Much of living is inattentiveness. One of the most significant tasks we perform with our highly developed brains is to not pay attention to things. We are constantly pinged with sensations: noise, smell, touch, visual stimulation, most of which is irrelevant to the things we want to do right now and so our brains quietly tune it out, relegate it to the vague background. If we were unable to do this we would be constantly overwhelmed by the world, endlessly distracted, incapable of a sense of self, lost and unable to act. But sometimes we deploy this extraordinary ability to filter reality in sadder ways.
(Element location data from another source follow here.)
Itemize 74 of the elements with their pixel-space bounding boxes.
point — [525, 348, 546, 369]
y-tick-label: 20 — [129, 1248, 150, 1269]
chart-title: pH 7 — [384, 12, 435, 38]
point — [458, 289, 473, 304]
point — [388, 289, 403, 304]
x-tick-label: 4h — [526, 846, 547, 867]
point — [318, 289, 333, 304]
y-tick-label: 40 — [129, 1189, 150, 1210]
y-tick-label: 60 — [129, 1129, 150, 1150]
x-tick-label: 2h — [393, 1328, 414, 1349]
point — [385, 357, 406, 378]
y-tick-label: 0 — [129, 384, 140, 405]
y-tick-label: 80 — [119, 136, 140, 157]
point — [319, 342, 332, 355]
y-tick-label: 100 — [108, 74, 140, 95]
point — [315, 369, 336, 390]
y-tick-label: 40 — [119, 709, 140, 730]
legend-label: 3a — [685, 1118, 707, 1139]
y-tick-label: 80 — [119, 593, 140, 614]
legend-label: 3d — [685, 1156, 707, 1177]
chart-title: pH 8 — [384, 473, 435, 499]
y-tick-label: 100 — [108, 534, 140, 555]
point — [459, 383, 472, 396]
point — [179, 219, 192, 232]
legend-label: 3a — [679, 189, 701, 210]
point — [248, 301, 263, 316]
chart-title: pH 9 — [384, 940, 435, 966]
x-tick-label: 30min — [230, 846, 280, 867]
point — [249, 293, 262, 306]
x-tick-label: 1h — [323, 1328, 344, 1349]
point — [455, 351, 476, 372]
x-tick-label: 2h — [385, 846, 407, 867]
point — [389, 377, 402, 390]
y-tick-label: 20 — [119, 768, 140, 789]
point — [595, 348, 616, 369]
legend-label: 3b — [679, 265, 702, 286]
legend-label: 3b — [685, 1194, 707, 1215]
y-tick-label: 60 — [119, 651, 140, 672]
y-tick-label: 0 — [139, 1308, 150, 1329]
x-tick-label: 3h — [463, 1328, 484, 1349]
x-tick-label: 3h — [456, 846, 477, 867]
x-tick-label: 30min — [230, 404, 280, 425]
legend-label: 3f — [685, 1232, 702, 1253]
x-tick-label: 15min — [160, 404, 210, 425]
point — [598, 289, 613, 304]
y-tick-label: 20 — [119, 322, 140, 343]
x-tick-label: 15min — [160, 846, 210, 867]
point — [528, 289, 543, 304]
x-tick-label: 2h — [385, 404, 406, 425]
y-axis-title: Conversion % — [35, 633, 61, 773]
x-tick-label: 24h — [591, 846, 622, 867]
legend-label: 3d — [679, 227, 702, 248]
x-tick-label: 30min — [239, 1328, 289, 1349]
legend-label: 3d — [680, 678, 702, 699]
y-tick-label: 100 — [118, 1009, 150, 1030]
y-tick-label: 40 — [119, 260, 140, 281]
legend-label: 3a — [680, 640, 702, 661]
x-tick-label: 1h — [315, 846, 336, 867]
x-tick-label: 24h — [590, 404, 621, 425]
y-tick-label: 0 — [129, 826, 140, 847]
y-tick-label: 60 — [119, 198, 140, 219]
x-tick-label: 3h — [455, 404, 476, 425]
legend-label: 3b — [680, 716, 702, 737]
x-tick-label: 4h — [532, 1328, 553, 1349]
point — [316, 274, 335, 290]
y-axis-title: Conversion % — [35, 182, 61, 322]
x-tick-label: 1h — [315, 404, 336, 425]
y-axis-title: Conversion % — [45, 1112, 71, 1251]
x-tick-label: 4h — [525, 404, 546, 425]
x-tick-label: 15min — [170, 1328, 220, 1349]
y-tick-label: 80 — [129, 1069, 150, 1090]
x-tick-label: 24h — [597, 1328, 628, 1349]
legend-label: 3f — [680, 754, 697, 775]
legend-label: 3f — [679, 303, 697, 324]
A few weeks past, I rode the escalator down to the platform of the Macquarie University train station and landed standing next to someone who I thought I recognised. He thought he recognised me too. So we blinked at each other a few times and awkwardly smiled, waiting to see if the other would smile back. He did, I did. We said ‘hello’. He used to live with us at RMC. I asked where he was living now. He told me. I asked him how it was. Not so good, terrible really… He pursues a goal—a dream of competing for an athletic prize in figure skating that leads him to constant training. With his attention fixed on that goal—early mornings on the ice, back again in the afternoons, competing, studying, working—for him friendship has become impossible. I’d barely ever had a conversation with him before but on the platform his heart was breaking in front of me. Humans wither without being known by others.
I put my hand on his arm and told him I was sorry, so sorry that he seemed so alone in it all. As the train arrived, he laid his hand along my cheek, left it there for a moment, looked at me wet-eyed, then turned away without saying anything else and walked quickly away to board the train on a different carriage: ashamed that I had seen his tears.
I rode the train that day in silence, sadness, and prayer.